“As a reward for a quarter-century of patiently fulfilling their duties, career bureaucrats may expect a second career as . . . an executive of a large firm or bank. Their delayed rewards as amakudari (“descent from heaven”) bureaucrats usually include at least a doubling of income and sometimes much influence and handsome fringe benefits.”
Karel van Wolferen
The Enigma of Japanese Power
1989
A clinical dissection of the Soviet system, in which a group of managers and bureaucrats . . . are engaged in ceaseless political maneuvering among themselves while maintaining total power, as a privileged class, over all the others.
John C. Campbell
Review of Nomenklatura: The Soviet Ruling Class, by Michael Voslensky
Foreign Affairs
Winter 1984/85
(Continue reading below the fold.)
I made a dumb Twitter mistake the other day, but one that led me to an interesting look at the way our ruling elites operate here in America—especially those that, for one reason or another, identify themselves with the Democratic Party.

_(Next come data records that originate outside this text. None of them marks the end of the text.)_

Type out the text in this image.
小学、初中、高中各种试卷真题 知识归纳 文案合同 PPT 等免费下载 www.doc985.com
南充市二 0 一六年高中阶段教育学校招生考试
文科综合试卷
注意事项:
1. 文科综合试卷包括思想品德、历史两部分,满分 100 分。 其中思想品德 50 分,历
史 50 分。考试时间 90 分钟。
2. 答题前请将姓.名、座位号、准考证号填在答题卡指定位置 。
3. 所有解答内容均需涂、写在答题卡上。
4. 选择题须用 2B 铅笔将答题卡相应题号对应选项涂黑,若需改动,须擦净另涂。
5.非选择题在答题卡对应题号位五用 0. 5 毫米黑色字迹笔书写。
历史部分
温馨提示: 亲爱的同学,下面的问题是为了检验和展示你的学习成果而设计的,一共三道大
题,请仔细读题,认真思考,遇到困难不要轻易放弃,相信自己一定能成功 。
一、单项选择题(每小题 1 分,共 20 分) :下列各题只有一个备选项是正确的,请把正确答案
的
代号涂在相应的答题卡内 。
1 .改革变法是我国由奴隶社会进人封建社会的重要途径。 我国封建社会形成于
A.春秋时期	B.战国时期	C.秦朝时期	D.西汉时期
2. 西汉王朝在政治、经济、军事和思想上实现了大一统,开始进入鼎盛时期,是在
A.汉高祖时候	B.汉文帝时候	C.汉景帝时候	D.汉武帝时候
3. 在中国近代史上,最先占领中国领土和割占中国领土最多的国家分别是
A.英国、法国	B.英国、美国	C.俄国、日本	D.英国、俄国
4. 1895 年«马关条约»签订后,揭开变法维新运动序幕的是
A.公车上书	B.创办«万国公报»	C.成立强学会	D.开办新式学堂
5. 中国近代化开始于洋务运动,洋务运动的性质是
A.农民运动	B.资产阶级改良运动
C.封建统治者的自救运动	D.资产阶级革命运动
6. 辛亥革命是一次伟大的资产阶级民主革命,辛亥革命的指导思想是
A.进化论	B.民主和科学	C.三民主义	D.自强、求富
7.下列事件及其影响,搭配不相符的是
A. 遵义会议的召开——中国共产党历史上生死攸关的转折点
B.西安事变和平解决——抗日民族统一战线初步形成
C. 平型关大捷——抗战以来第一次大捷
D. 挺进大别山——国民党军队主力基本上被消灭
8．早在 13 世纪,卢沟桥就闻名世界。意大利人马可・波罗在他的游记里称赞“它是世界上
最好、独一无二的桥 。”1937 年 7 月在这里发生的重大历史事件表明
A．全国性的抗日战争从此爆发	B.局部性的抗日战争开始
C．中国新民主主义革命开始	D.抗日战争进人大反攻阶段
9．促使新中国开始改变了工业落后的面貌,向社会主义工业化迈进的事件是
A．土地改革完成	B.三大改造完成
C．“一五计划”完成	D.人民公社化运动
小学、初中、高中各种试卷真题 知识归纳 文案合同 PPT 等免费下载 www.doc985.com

The mistake was this: After hearing President Obama was about to nominate White House Chief of Staff Jack Lew to be the next treasury secretary, replacing Tim Geithner (Wall Street’s $800 billion man), I tweeted:
POTUS unaware of law Treasury Sec must be Wall Street plutocrat. Wants experienced civil servant. GOP knows they're losers—like P. Volcker
The problem, as others have learned to their sorrow, is that it’s way too easy to pull the trigger on a tweet without first making sure that a.) you don’t sound like a complete idiot, and b.) you’re not being incredibly obnoxious.
Call it the Donald Trump Syndrome.
Fortunately, in my case I think I was only guilt of a.)—sounding like an complete idiot. I was only trying to poke some quick fun at the frantic attempts of Republican critics to think up plausible excuses (other than pure Obama Derangement Syndrome) for opposing Lew, while at the same time contrasting his nomination with the more recent custom of naming retired Wall Street gazillionaires (Robert Rubin, Hank Paulson, Nick Brady, Donald Regan) to be the federal government’s chief ambassador to Wall Street.
Which, when you think about it, is like asking a successful used car salesman to negotiate a car deal for you—with another salesman at the same dealer.
But, in my quest for instant Twitter gratification, I overlooked a couple of things. One is that the current treasury secretary is not, strictly speaking, a plutocrat. In fact Geithner’s career actually looks more like Volcker’s than any recent treasury secretary I can recall.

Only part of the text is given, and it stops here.